= TATP Benchmark =

Performance measure used in computing

In transaction processing, the Telecommunication Application Transaction Processing Benchmark (TATP) is a benchmark designed to measure the performance of in-memory database transaction systems.

==Benchmark==
As database and microprocessor architectures change, so must the benchmarks that are employed to measure the combined performance of these critical components. While other industry standard throughput workloads already exist, none was designed specifically to exercise the relationship between in-memory database software and the memory processing subsystem in which it transacts. The TATP is a new open source workload designed specifically for high-throughout applications, well suited for in-memory database performance analysis and system comparison.

The TATP benchmark simulates a typical home location register (HLR) database used by a mobile carrier. The HLR is an application mobile network operators use to store all relevant information about valid subscribers, including the mobile phone number, the services to which they have subscribed, access privileges, and the current location of the subscriber's handset. Every call to and from a mobile phone involves lookups against the HLRs of both parties, making it is a perfect example of a demanding, high-throughput environment where the workloads are pertinent to all applications requiring extreme speed: telecommunications, financial services, gaming, event processing and alerting, reservation systems, software as a service (SaaS), and so on.
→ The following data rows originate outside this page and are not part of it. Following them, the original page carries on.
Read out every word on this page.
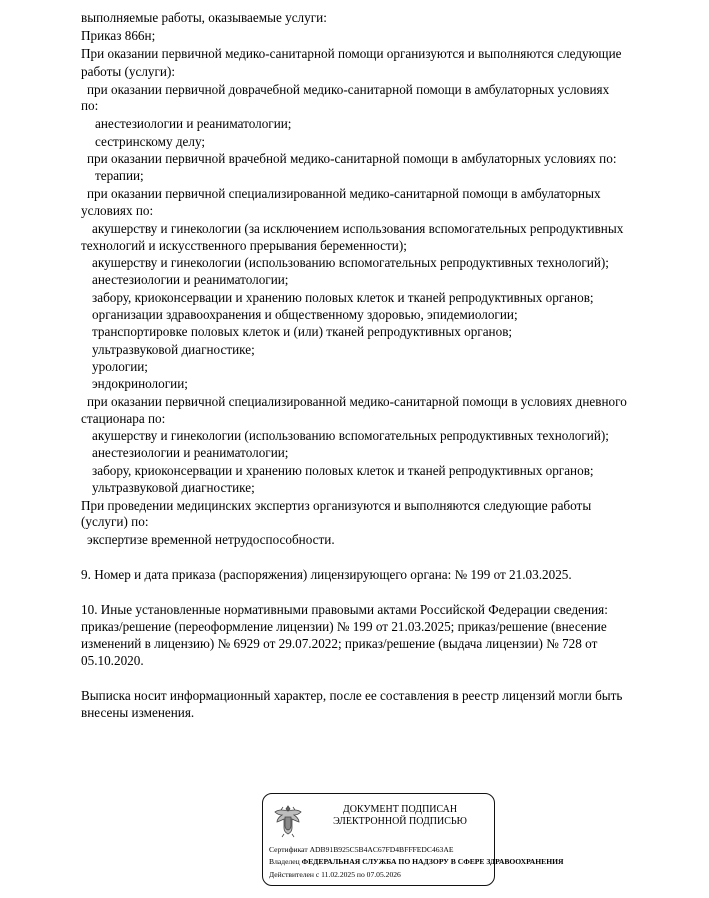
выполняемые работы, оказываемые услуги:
Приказ 866н;
При оказании первичной медико-санитарной помощи организуются и выполняются следующие
работы (услуги):
при оказании первичной доврачебной медико-санитарной помощи в амбулаторных условиях
по:
анестезиологии и реаниматологии;
сестринскому делу;
при оказании первичной врачебной медико-санитарной помощи в амбулаторных условиях по:
терапии;
при оказании первичной специализированной медико-санитарной помощи в амбулаторных
условиях по:
акушерству и гинекологии (за исключением использования вспомогательных репродуктивных
технологий и искусственного прерывания беременности);
акушерству и гинекологии (использованию вспомогательных репродуктивных технологий);
анестезиологии и реаниматологии;
забору, криоконсервации и хранению половых клеток и тканей репродуктивных органов;
организации здравоохранения и общественному здоровью, эпидемиологии;
транспортировке половых клеток и (или) тканей репродуктивных органов;
ультразвуковой диагностике;
урологии;
эндокринологии;
при оказании первичной специализированной медико-санитарной помощи в условиях дневного
стационара по:
акушерству и гинекологии (использованию вспомогательных репродуктивных технологий);
анестезиологии и реаниматологии;
забору, криоконсервации и хранению половых клеток и тканей репродуктивных органов;
ультразвуковой диагностике;
При проведении медицинских экспертиз организуются и выполняются следующие работы
(услуги) по:
экспертизе временной нетрудоспособности.
9. Номер и дата приказа (распоряжения) лицензирующего органа: № 199 от 21.03.2025.
10. Иные установленные нормативными правовыми актами Российской Федерации сведения:
приказ/решение (переоформление лицензии) № 199 от 21.03.2025; приказ/решение (внесение
изменений в лицензию) № 6929 от 29.07.2022; приказ/решение (выдача лицензии) № 728 от
05.10.2020.
Выписка носит информационный характер, после ее составления в реестр лицензий могли быть
внесены изменения.
ДОКУМЕНТ ПОДПИСАН
ЭЛЕКТРОННОЙ ПОДПИСЬЮ
Сертификат ADB91B925C5B4AC67FD4BFFFEDC463AE
Владелец ФЕДЕРАЛЬНАЯ СЛУЖБА ПО НАДЗОРУ В СФЕРЕ ЗДРАВООХРАНЕНИЯ
Действителен с 11.02.2025 по 07.05.2026
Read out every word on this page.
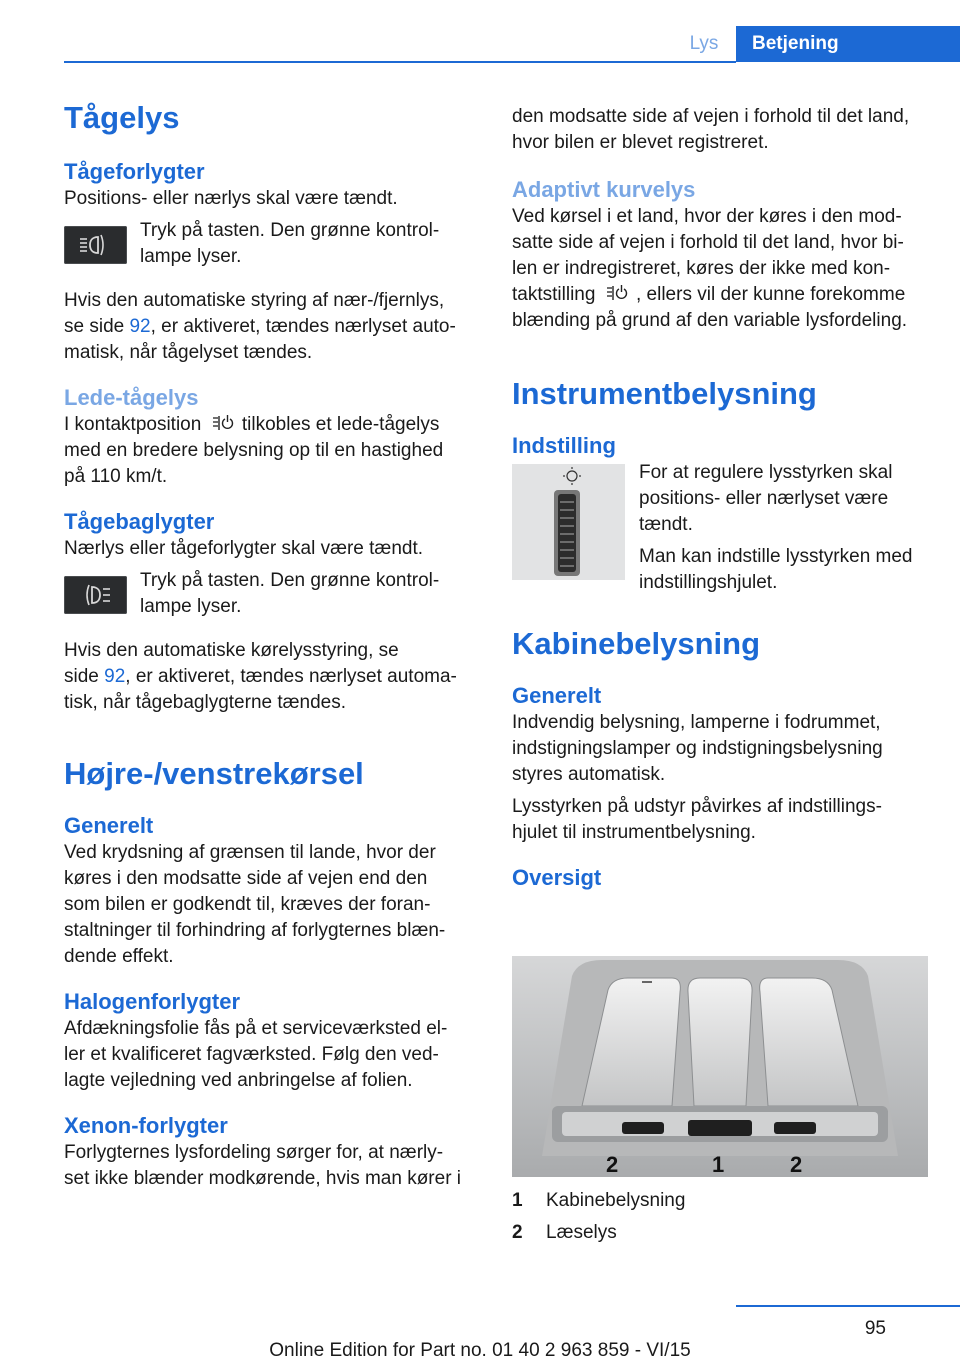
Lys	Betjening
Tågelys
Tågeforlygter

Positions- eller nærlys skal være tændt.

Tryk på tasten. Den grønne kontrol-

lampe lyser.

Hvis den automatiske styring af nær-/fjernlys,

se side 92, er aktiveret, tændes nærlyset auto-

matisk, når tågelyset tændes.

Lede-tågelys

I kontaktposition tilkobles et lede-tågelys

med en bredere belysning op til en hastighed

på 110 km/t.

Tågebaglygter

Nærlys eller tågeforlygter skal være tændt.

Tryk på tasten. Den grønne kontrol-

lampe lyser.

Hvis den automatiske kørelysstyring, se

side 92, er aktiveret, tændes nærlyset automa-

tisk, når tågebaglygterne tændes.

Højre-/venstrekørsel
Generelt

Ved krydsning af grænsen til lande, hvor der

køres i den modsatte side af vejen end den

som bilen er godkendt til, kræves der foran-

staltninger til forhindring af forlygternes blæn-

dende effekt.

Halogenforlygter

Afdækningsfolie fås på et serviceværksted el-

ler et kvalificeret fagværksted. Følg den ved-

lagte vejledning ved anbringelse af folien.

Xenon-forlygter

Forlygternes lysfordeling sørger for, at nærly-

set ikke blænder modkørende, hvis man kører i

den modsatte side af vejen i forhold til det land,

hvor bilen er blevet registreret.

Adaptivt kurvelys

Ved kørsel i et land, hvor der køres i den mod-

satte side af vejen i forhold til det land, hvor bi-

len er indregistreret, køres der ikke med kon-

taktstilling , ellers vil der kunne forekomme

blænding på grund af den variable lysfordeling.

Instrumentbelysning
Indstilling

For at regulere lysstyrken skal

positions- eller nærlyset være

tændt.

Man kan indstille lysstyrken med

indstillingshjulet.

Kabinebelysning
Generelt

Indvendig belysning, lamperne i fodrummet,

indstigningslamper og indstigningsbelysning

styres automatisk.

Lysstyrken på udstyr påvirkes af indstillings-

hjulet til instrumentbelysning.

Oversigt
2	1	2
1 Kabinebelysning
2 Læselys
95
Online Edition for Part no. 01 40 2 963 859 - VI/15
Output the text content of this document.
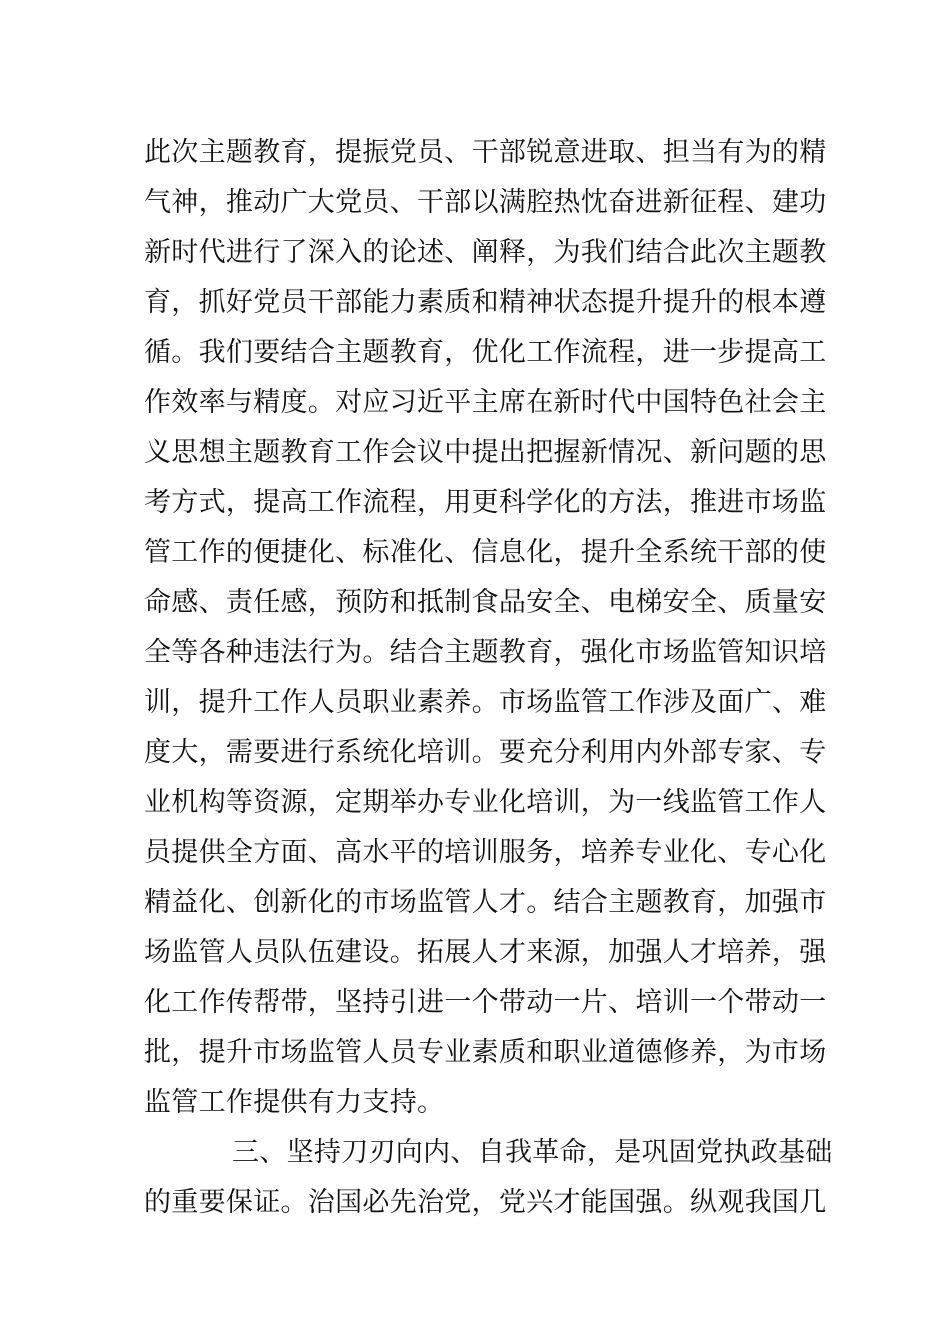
此次主题教育，提振党员、干部锐意进取、担当有为的精
气神，推动广大党员、干部以满腔热忱奋进新征程、建功
新时代进行了深入的论述、阐释，为我们结合此次主题教
育，抓好党员干部能力素质和精神状态提升提升的根本遵
循。我们要结合主题教育，优化工作流程，进一步提高工
作效率与精度。对应习近平主席在新时代中国特色社会主
义思想主题教育工作会议中提出把握新情况、新问题的思
考方式，提高工作流程，用更科学化的方法，推进市场监
管工作的便捷化、标准化、信息化，提升全系统干部的使
命感、责任感，预防和抵制食品安全、电梯安全、质量安
全等各种违法行为。结合主题教育，强化市场监管知识培
训，提升工作人员职业素养。市场监管工作涉及面广、难
度大，需要进行系统化培训。要充分利用内外部专家、专
业机构等资源，定期举办专业化培训，为一线监管工作人
员提供全方面、高水平的培训服务，培养专业化、专心化
精益化、创新化的市场监管人才。结合主题教育，加强市
场监管人员队伍建设。拓展人才来源，加强人才培养，强
化工作传帮带，坚持引进一个带动一片、培训一个带动一
批，提升市场监管人员专业素质和职业道德修养，为市场
监管工作提供有力支持。
三、坚持刀刃向内、自我革命，是巩固党执政基础
的重要保证。治国必先治党，党兴才能国强。纵观我国几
The benchmark generates a flooding load on a database server. This means that the load is generated up to the maximum throughput point that the server can sustain. The load is generated by issuing pre-defined transactions run against a specified target database. The target database schema is made to resemble a typical HLR database in a mobile phone network. The algorithm of what is known as the TATP Benchmark was originally published in a Master's Thesis. The benchmark was modeled after a real test program that was used by a telecom equipment manufacturer to evaluate the applicability of various relational database systems to service control programming in mobile networks. Another derivative of the original test is the Network Database Benchmark. TATP executes seven pre-defined transactions that insert, update, delete and query the data in the database. The TATP results show the Mean Qualified Throughput (MQTh) of the target database system, and the response time distributions per transaction type for all seven types of transactions.

The TATP benchmark has been used in industry and research.